Dr. Eric Topol of Scripps Research called the ambiguity a “problem.”

It’s “troubling for people who never had COVID and are at an advanced age, that there’s no plan until next fall to do something about it,” Topol told Dr. Bob Wachter, UCSF’s chief of medicine, in a webinar last week. 

So far the coronavirus has shown no distinctive seasonal pattern, although that may be changing with more recent subvariants and as immunity levels have risen in society as a whole. Unlike flu, which circulates in the U.S. during late fall and winter, COVID-19 waves have occurred year-round until now.

Last March, before the rollout of the bivalent boosters, the CDC recommended that those who were immunocompromised or over age 50 receive an updated shot four months after their previous dose. 

While more than 81% of the U.S. population has had at least one vaccine dose, only 16.2% of those eligible — roughly 53.6 million people — have received the latest boosters authorized in August. In California, about 25% of residents have received the bivalent dose. Millions more around the country haven’t had a booster for a year or more.

“Because of lack of demand, it’s all coalescing around the seasonal push,” said Peter Chin-Hong, an infectious disease doctor at UCSF.

That’s still a considerable number of people left wondering what to do. In a recent survey by the Kaiser Family Foundation, 15% of all adults, or more than 38 million Americans, said they are waiting on guidance about getting another booster.

The initial shots from Pfizer and Moderna — called the primary series — target the strain of the virus that first emerged in 2020. The updated boosters launched last fall were tweaked to target omicron relatives that had been dominant.

Federal health officials say that many Americans now have sufficient preexisting immunity against the coronavirus because of vaccination, infection or a combination. The CDC and the U.S. Food and Drug Administration said in January that the baseline of protection should be enough to move to an annual booster against the latest strains in circulation and make COVID-19 vaccinations more like the yearly flu shot.

To Chin-Hong, that sounds like a reasonable plan.

“The immune force field is so big now and we have so many tools, hopefully, it mitigates the damage,” he said. “I think we will see bumps in cases, but hopefully we won’t see a big bump until next winter. With another shot — and my hope will be it’s timed with the flu shot.”

Ultimately, FDA officials say moving to an annual schedule would make it easier to promote future vaccination campaigns, which could ultimately boost vaccination rates nationwide.

Officials from the California Department of Public Health say they will update state guidelines based on recommendations from federal agencies. 

Those who are immunocompromised or at high risk for disease — in a tough spot after the FDA last month pulled its authorization of Evusheld, a preventive monoclonal antibody treatment for COVID-19 — may consider getting a sixth shot now at their local pharmacy, said Topol. 

But that’s not an official recommendation, and doctors are taking a wait-and-see attitude.
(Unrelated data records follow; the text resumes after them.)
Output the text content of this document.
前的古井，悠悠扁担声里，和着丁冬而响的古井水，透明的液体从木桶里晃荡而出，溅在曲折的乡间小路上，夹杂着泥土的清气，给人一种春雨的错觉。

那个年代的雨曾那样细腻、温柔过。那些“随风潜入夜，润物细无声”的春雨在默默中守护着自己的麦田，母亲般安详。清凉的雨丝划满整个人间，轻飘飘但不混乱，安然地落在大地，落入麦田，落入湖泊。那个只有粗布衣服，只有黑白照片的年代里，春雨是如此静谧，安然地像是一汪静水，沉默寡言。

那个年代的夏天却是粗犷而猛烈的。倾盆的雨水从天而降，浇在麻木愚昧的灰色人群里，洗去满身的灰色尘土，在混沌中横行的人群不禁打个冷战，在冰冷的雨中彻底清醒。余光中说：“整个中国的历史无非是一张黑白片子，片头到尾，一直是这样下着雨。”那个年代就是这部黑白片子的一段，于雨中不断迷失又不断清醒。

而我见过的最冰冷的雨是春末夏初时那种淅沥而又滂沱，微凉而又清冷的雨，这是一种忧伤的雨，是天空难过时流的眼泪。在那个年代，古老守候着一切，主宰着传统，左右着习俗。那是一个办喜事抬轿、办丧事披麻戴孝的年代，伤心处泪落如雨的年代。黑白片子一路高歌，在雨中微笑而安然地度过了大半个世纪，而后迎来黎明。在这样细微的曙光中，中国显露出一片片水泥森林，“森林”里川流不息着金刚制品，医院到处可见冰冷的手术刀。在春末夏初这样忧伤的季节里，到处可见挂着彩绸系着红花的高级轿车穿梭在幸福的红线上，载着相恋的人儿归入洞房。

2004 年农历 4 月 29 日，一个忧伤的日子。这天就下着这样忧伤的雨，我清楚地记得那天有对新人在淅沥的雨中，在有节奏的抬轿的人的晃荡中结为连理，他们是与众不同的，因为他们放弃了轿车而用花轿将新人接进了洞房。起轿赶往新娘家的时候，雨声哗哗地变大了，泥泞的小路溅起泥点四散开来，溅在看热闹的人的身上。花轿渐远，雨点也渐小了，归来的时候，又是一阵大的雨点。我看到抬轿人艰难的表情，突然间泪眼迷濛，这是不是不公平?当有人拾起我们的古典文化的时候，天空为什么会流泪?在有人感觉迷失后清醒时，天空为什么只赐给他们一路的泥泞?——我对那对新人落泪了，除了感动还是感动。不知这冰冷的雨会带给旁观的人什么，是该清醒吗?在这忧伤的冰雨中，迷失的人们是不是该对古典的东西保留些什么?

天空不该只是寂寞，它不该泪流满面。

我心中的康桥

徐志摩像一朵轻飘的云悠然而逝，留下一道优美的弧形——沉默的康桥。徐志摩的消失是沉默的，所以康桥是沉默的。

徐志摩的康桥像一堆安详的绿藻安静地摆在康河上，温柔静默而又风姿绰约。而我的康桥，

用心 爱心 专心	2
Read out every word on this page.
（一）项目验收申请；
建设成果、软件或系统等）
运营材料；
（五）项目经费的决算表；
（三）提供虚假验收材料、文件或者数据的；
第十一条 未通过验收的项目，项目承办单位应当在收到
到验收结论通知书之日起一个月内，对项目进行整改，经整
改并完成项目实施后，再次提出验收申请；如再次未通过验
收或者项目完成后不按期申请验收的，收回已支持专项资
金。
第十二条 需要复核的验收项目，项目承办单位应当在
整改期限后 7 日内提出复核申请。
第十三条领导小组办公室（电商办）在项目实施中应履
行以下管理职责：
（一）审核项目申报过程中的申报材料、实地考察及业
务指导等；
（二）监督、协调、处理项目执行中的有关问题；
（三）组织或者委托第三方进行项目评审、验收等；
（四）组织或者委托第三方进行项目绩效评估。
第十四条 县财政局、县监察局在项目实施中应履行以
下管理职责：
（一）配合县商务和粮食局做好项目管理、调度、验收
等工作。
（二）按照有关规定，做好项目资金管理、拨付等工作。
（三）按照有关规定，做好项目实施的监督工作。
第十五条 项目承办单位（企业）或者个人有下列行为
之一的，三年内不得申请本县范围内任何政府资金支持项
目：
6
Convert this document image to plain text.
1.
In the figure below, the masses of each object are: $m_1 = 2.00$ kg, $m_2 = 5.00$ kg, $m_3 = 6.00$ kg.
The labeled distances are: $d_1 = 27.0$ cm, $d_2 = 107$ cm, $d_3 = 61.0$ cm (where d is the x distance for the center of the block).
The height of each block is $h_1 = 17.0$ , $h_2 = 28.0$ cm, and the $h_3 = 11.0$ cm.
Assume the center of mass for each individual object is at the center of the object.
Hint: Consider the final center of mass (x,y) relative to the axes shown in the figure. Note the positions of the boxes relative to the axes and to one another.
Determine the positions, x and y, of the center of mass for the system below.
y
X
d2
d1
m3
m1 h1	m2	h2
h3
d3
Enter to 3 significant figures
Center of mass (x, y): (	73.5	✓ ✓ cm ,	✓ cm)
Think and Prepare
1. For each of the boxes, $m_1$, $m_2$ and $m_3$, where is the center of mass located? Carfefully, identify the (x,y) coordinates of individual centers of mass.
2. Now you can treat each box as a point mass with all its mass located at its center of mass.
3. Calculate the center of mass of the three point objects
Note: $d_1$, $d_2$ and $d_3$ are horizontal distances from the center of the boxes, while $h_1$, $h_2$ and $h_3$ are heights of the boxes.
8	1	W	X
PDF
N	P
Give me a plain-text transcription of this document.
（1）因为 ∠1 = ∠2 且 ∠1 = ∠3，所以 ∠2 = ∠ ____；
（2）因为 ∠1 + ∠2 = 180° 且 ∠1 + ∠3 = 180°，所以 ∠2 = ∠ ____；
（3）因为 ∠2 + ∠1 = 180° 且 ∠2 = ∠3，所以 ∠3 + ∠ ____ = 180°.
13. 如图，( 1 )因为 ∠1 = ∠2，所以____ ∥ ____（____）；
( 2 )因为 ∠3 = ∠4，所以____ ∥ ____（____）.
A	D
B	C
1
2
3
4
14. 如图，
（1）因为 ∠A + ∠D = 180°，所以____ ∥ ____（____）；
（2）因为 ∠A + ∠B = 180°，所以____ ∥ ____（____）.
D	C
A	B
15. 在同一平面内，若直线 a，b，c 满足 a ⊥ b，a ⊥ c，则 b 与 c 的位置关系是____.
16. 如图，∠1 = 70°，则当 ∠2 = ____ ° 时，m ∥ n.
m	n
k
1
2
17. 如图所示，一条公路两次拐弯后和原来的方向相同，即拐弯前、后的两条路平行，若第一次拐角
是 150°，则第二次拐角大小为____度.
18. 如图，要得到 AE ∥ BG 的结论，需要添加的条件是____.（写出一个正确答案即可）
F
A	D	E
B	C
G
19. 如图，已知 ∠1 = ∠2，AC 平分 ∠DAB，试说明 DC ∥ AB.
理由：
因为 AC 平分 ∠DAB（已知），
Other places are taking a more proactive stance. The U.K. this past week announced a plan to offer vulnerable people an additional COVID booster shot this spring, targeting those 75 and older and residents of care homes, plus immunocompromised people aged 5 and over. The program is intended to “bridge the gap” to a planned booster program in the fall so that the most vulnerable will have protection through the summer.

No such plan exists in the U.S.

With the national COVID-19 pandemic emergencies set to expire on May 11, federal officials say the next round of vaccines will likely hit the commercial market once the doses are reformulated to combat the next coronavirus lineage. 

Experts continue to debate whether younger, healthier people would need a COVID-19 booster every year.

“Protection against hospitalizations and deaths remains pretty high,” Topol said, adding that the bivalent booster helps lift that protection level to the 85% to 90% range.  “But we don’t have any data for that sixth shot. It would be nice if we had some actual evidence, and we don’t right now.”

The Associated Press contributed to this report.